PD et Prud'hommes : un jugement tiré par les cheveux.

Tu es à l'essai  depuis un mois dans un salon de coiffure. Un jour, tu reçois par erreur un SMS  qui parle de toi.  L'expéditrice est l'une de  tes patronnes.  Tu lis : « Je ne garde pas X., je le préviens demain, […] je ne le sens pas ce mec : c’est un PD, ils font tous des coups de p... »  (D'autres sources journalistiques parlent de "tours de pute", nous conviendrons ensemble qu'il y a 99,9 % de chance que les deux expressions soient synonymes) Le jour suivant, tu es viré.

Que fais-tu ?

Et bien tu saisis les prud’hommes afin que soit reconnu le caractère discriminatoire de la rupture de ton contrat. Quelques mois plus tard - le conseil a fait vite pour une fois - le jugement est rendu au nom du peuple français  : « Le terme de “PD” ne peut être retenu comme propos homophobe ».

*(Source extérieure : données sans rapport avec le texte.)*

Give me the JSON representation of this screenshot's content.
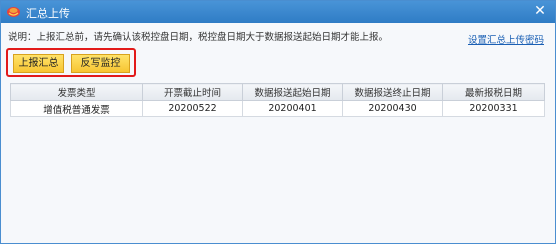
{
  "window": {
    "title": "汇总上传",
    "close_glyph": "✕"
  },
  "notice": "说明：上报汇总前，请先确认该税控盘日期，税控盘日期大于数据报送起始日期才能上报。",
  "set_password_link": "设置汇总上传密码",
  "buttons": {
    "upload_summary": "上报汇总",
    "write_back_monitor": "反写监控"
  },
  "colors": {
    "titlebar": "#3584cc",
    "button_yellow": "#f7c532",
    "highlight_red": "#e21a1a",
    "link_blue": "#1a5fb4"
  },
  "table": {
    "headers": [
      "发票类型",
      "开票截止时间",
      "数据报送起始日期",
      "数据报送终止日期",
      "最新报税日期"
    ],
    "rows": [
      [
        "增值税普通发票",
        "20200522",
        "20200401",
        "20200430",
        "20200331"
      ]
    ]
  }
}
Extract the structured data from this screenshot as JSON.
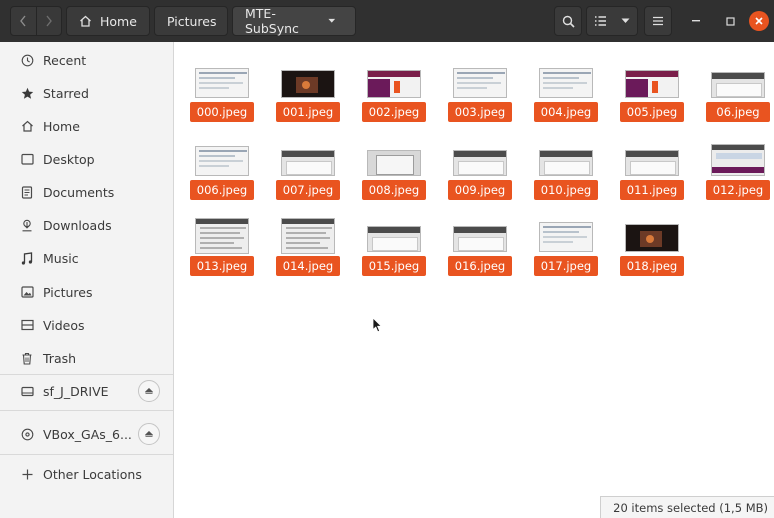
{
  "toolbar": {
    "path": [
      {
        "label": "Home",
        "icon": "home-icon"
      },
      {
        "label": "Pictures"
      },
      {
        "label": "MTE-SubSync",
        "icon": "chevron-down-icon"
      }
    ]
  },
  "sidebar": {
    "items": [
      {
        "label": "Recent",
        "icon": "clock-icon"
      },
      {
        "label": "Starred",
        "icon": "star-icon"
      },
      {
        "label": "Home",
        "icon": "home-icon"
      },
      {
        "label": "Desktop",
        "icon": "desktop-icon"
      },
      {
        "label": "Documents",
        "icon": "document-icon"
      },
      {
        "label": "Downloads",
        "icon": "download-icon"
      },
      {
        "label": "Music",
        "icon": "music-icon"
      },
      {
        "label": "Pictures",
        "icon": "picture-icon"
      },
      {
        "label": "Videos",
        "icon": "video-icon"
      },
      {
        "label": "Trash",
        "icon": "trash-icon"
      }
    ],
    "drives": [
      {
        "label": "sf_J_DRIVE",
        "icon": "drive-icon"
      },
      {
        "label": "VBox_GAs_6...",
        "icon": "disc-icon"
      }
    ],
    "other_locations": "Other Locations"
  },
  "files": [
    {
      "name": "000.jpeg",
      "style": "doc"
    },
    {
      "name": "001.jpeg",
      "style": "dark-video"
    },
    {
      "name": "002.jpeg",
      "style": "purple"
    },
    {
      "name": "003.jpeg",
      "style": "doc"
    },
    {
      "name": "004.jpeg",
      "style": "doc"
    },
    {
      "name": "005.jpeg",
      "style": "purple"
    },
    {
      "name": "06.jpeg",
      "style": "window"
    },
    {
      "name": "006.jpeg",
      "style": "doc"
    },
    {
      "name": "007.jpeg",
      "style": "window"
    },
    {
      "name": "008.jpeg",
      "style": "dialog"
    },
    {
      "name": "009.jpeg",
      "style": "window"
    },
    {
      "name": "010.jpeg",
      "style": "window"
    },
    {
      "name": "011.jpeg",
      "style": "window"
    },
    {
      "name": "012.jpeg",
      "style": "purple-window"
    },
    {
      "name": "013.jpeg",
      "style": "tall"
    },
    {
      "name": "014.jpeg",
      "style": "tall"
    },
    {
      "name": "015.jpeg",
      "style": "window"
    },
    {
      "name": "016.jpeg",
      "style": "window"
    },
    {
      "name": "017.jpeg",
      "style": "doc"
    },
    {
      "name": "018.jpeg",
      "style": "dark-video"
    }
  ],
  "status": {
    "text": "20 items selected (1,5 MB)"
  },
  "colors": {
    "accent": "#e95420",
    "header": "#303030",
    "sidebar": "#f3f3f3"
  }
}
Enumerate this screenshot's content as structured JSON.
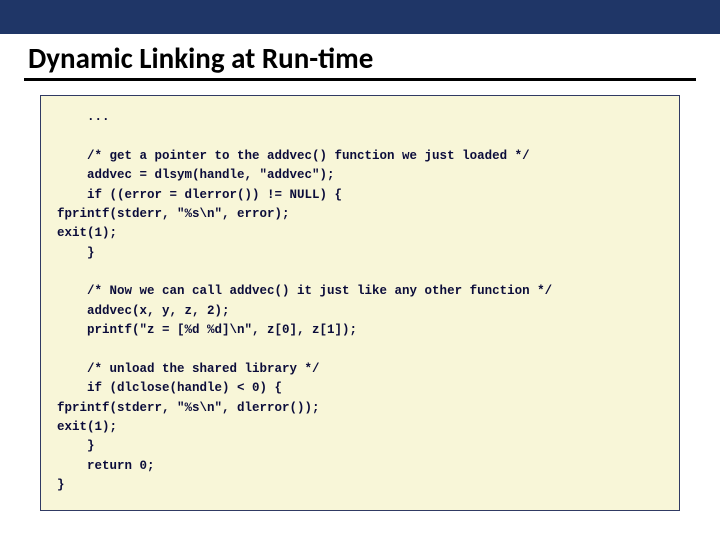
{
  "title": "Dynamic Linking at Run-time",
  "code": "    ...\n\n    /* get a pointer to the addvec() function we just loaded */\n    addvec = dlsym(handle, \"addvec\");\n    if ((error = dlerror()) != NULL) {\nfprintf(stderr, \"%s\\n\", error);\nexit(1);\n    }\n\n    /* Now we can call addvec() it just like any other function */\n    addvec(x, y, z, 2);\n    printf(\"z = [%d %d]\\n\", z[0], z[1]);\n\n    /* unload the shared library */\n    if (dlclose(handle) < 0) {\nfprintf(stderr, \"%s\\n\", dlerror());\nexit(1);\n    }\n    return 0;\n}"
}
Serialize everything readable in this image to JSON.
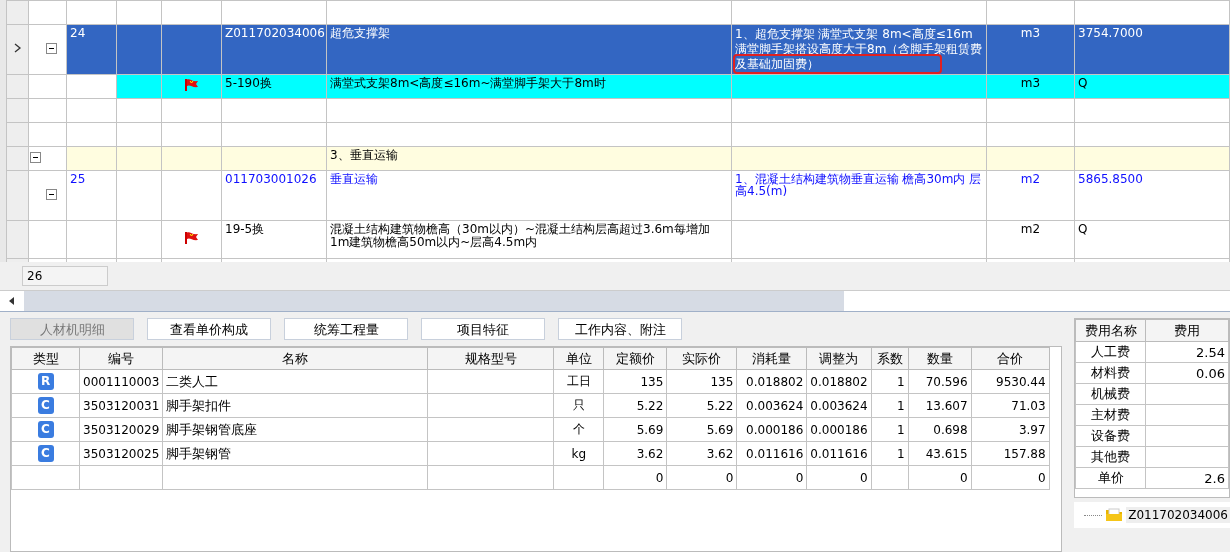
{
  "grid": {
    "rows": [
      {
        "kind": "blank",
        "selected": false,
        "highlighted": false
      },
      {
        "kind": "item",
        "selected": true,
        "highlighted": false,
        "expanded": true,
        "number": "24",
        "code": "Z011702034006",
        "name": "超危支撑架",
        "feature": "1、超危支撑架 满堂式支架 8m<高度≤16m 满堂脚手架搭设高度大于8m（含脚手架租赁费及基础加固费）",
        "unit": "m3",
        "quantity": "3754.7000",
        "annotated": true
      },
      {
        "kind": "sub",
        "selected": false,
        "highlighted": true,
        "code": "5-190换",
        "name": "满堂式支架8m<高度≤16m~满堂脚手架大于8m时",
        "unit": "m3",
        "quantity": "Q"
      },
      {
        "kind": "blank",
        "selected": false,
        "highlighted": false
      },
      {
        "kind": "blank",
        "selected": false,
        "highlighted": false
      },
      {
        "kind": "group",
        "selected": false,
        "highlighted": false,
        "expanded": true,
        "name": "3、垂直运输"
      },
      {
        "kind": "item",
        "selected": false,
        "highlighted": false,
        "expanded": true,
        "number": "25",
        "code": "011703001026",
        "name": "垂直运输",
        "feature": "1、混凝土结构建筑物垂直运输 檐高30m内 层高4.5(m)",
        "unit": "m2",
        "quantity": "5865.8500",
        "annotated": false
      },
      {
        "kind": "sub",
        "selected": false,
        "highlighted": false,
        "code": "19-5换",
        "name": "混凝土结构建筑物檐高（30m以内）~混凝土结构层高超过3.6m每增加1m建筑物檐高50m以内~层高4.5m内",
        "unit": "m2",
        "quantity": "Q"
      },
      {
        "kind": "blank",
        "selected": false,
        "highlighted": false
      }
    ]
  },
  "status_field": "26",
  "tabs": [
    {
      "label": "人材机明细",
      "selected": true
    },
    {
      "label": "查看单价构成",
      "selected": false
    },
    {
      "label": "统筹工程量",
      "selected": false
    },
    {
      "label": "项目特征",
      "selected": false
    },
    {
      "label": "工作内容、附注",
      "selected": false
    }
  ],
  "materials": {
    "columns": [
      "类型",
      "编号",
      "名称",
      "规格型号",
      "单位",
      "定额价",
      "实际价",
      "消耗量",
      "调整为",
      "系数",
      "数量",
      "合价"
    ],
    "rows": [
      [
        "R",
        "0001110003",
        "二类人工",
        "",
        "工日",
        "135",
        "135",
        "0.018802",
        "0.018802",
        "1",
        "70.596",
        "9530.44"
      ],
      [
        "C",
        "3503120031",
        "脚手架扣件",
        "",
        "只",
        "5.22",
        "5.22",
        "0.003624",
        "0.003624",
        "1",
        "13.607",
        "71.03"
      ],
      [
        "C",
        "3503120029",
        "脚手架钢管底座",
        "",
        "个",
        "5.69",
        "5.69",
        "0.000186",
        "0.000186",
        "1",
        "0.698",
        "3.97"
      ],
      [
        "C",
        "3503120025",
        "脚手架钢管",
        "",
        "kg",
        "3.62",
        "3.62",
        "0.011616",
        "0.011616",
        "1",
        "43.615",
        "157.88"
      ],
      [
        "",
        "",
        "",
        "",
        "",
        "0",
        "0",
        "0",
        "0",
        "",
        "0",
        "0"
      ]
    ]
  },
  "fees": {
    "columns": [
      "费用名称",
      "费用"
    ],
    "rows": [
      [
        "人工费",
        "2.54"
      ],
      [
        "材料费",
        "0.06"
      ],
      [
        "机械费",
        ""
      ],
      [
        "主材费",
        ""
      ],
      [
        "设备费",
        ""
      ],
      [
        "其他费",
        ""
      ],
      [
        "单价",
        "2.6"
      ]
    ]
  },
  "tree_item": "Z011702034006"
}
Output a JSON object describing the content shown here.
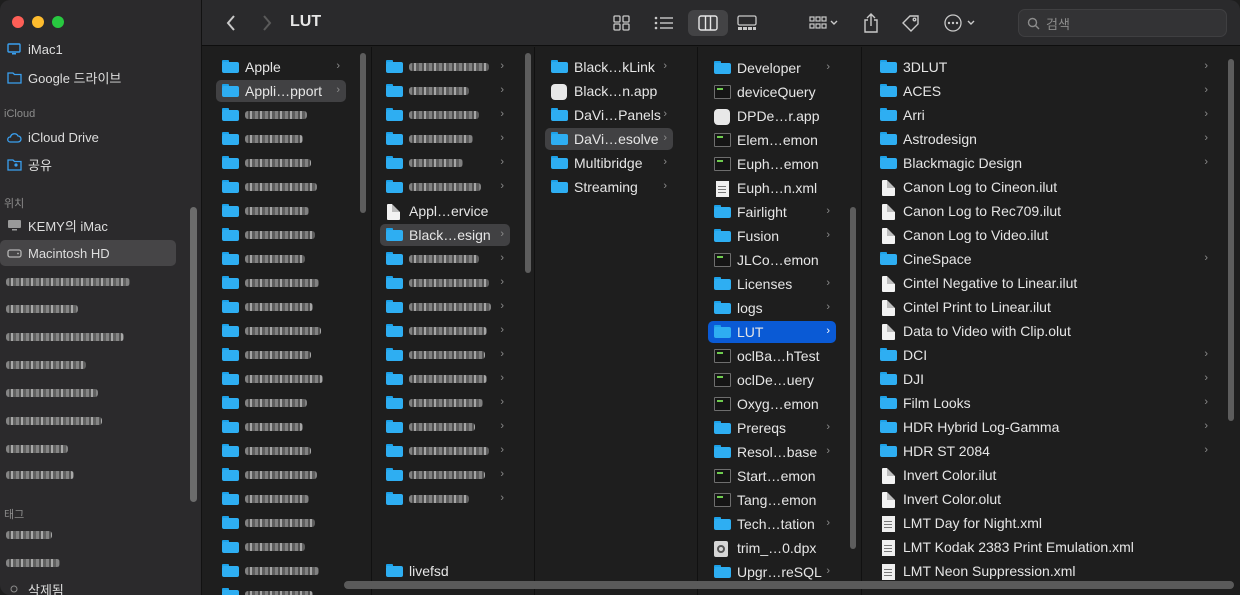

Tu l'as donc dans l'os. Mais tu ne te décourages et rends l'affaire publique. En deux coups de cuillère à clics, la décision inique du Conseil des prud'hommes de Paris est tweetée des centaines de fois. Le peuple français en a ras la courge d'être caution de tout et n'importe quoi.

prud'homme

Reprenons, à l'adresse de mes petits chats prud'homaux et de mes petites chattes prud'homales censé-e-s représenter "le peuple français" :  je sais que le droit n'est pas votre métier, et surtout  que la langue a sa complexité.  Les quelques lettres d'un mot  ne valent rien en elles-mêmes,  hors de leur contexte d'apparition et de profération : Qui parle ? A qui ?  Où ? Quand ?  Sur quel ton ? ... plein de questions à se poser et qui font que le terme de "nègre" employé par le poète Senghor ne sera pas à entendre de la mème manière que prononcé par Laurence Rossignol ou Henry de Lesquen, que le mot de "pédé", dans la bouche de mon voisin amoureux de tous les mecs de la rue ne vaudra pas les "pédés" lancés par la Manif pour Tous. La langue a ses présupposés, ses implicites, sa toile de fond. C'est acté.

A présent, un petit exercice de décryptage.

Mécontente de son travail, à raison peut-être - ça, l'histoire ne le dit pas pour l'heure - la patronne de notre coiffeur à l'essai écrit : « Je ne garde pas X., je le préviens demain, […] je ne le sens pas ce mec : c’est un PD, ils font tous des coups de p... »

(Au passage, on relève le double strike, combo homophobe/putophobe. Cette dame parle comme une "poissonnière de la rue Longue" -  expression de ma grand-mère marseillaise, poissonniérophobe, en plus du reste)

Reprenons : disons qu'ici le terme est employé sans arrière-pensée stigmatisante, "PD" étant pour la dame synonyme d"homosexuel". OK. Mais le pronom  "tous" n'indique-t-il pas une généralisation clichéique ?  Ce n'est pas tant l'utilisation du mot "PD" ici qui est coupable, mais le lien établi par la dame entre une orientation sexuelle et un trait de caractère. C'est dans ce lien, dans ce rapport de cause à effet, que la discrimination homophobe fait son nid.

Pour ceux et celles qui auraient encore du mal à saisir toutes ces subtilités, je propose de pratiquer le test de la substitution, test très prisé des grammairiens quand il s'agit d'expliquer la notion de "nature de mots"

Imaginons que j'envoie un SMS dans lequel j'écris, à la place du mot "PD", le mot de "juif", d'"arabe", ou, puisqu'il est à la mode dans les bouches ministérielles, le mot de "nègre", ça donnerait les phrases suivantes  :

« Je ne garde pas X., je le préviens demain, […] je ne le sens pas ce mec : c’est un juif, ils font tous des coups de p... »

« Je ne garde pas X., je le préviens demain, […] je ne le sens pas ce mec : c’est un arabe, ils font tous des coups de p... »

« Je ne garde pas X., je le préviens demain, […] je ne le sens pas ce mec : c’est un nègre, ils font tous des coups de p... »

Si toujours rien ne vous choque, mes prud'hommes et mes prud'femmes, ne cherchez pas : c'est que vous êtes farci-e-s de préjugés  antisémites et racistes.  Et dans ce cas, merci de ne pas prétendre rendre votre jugement en mon nom.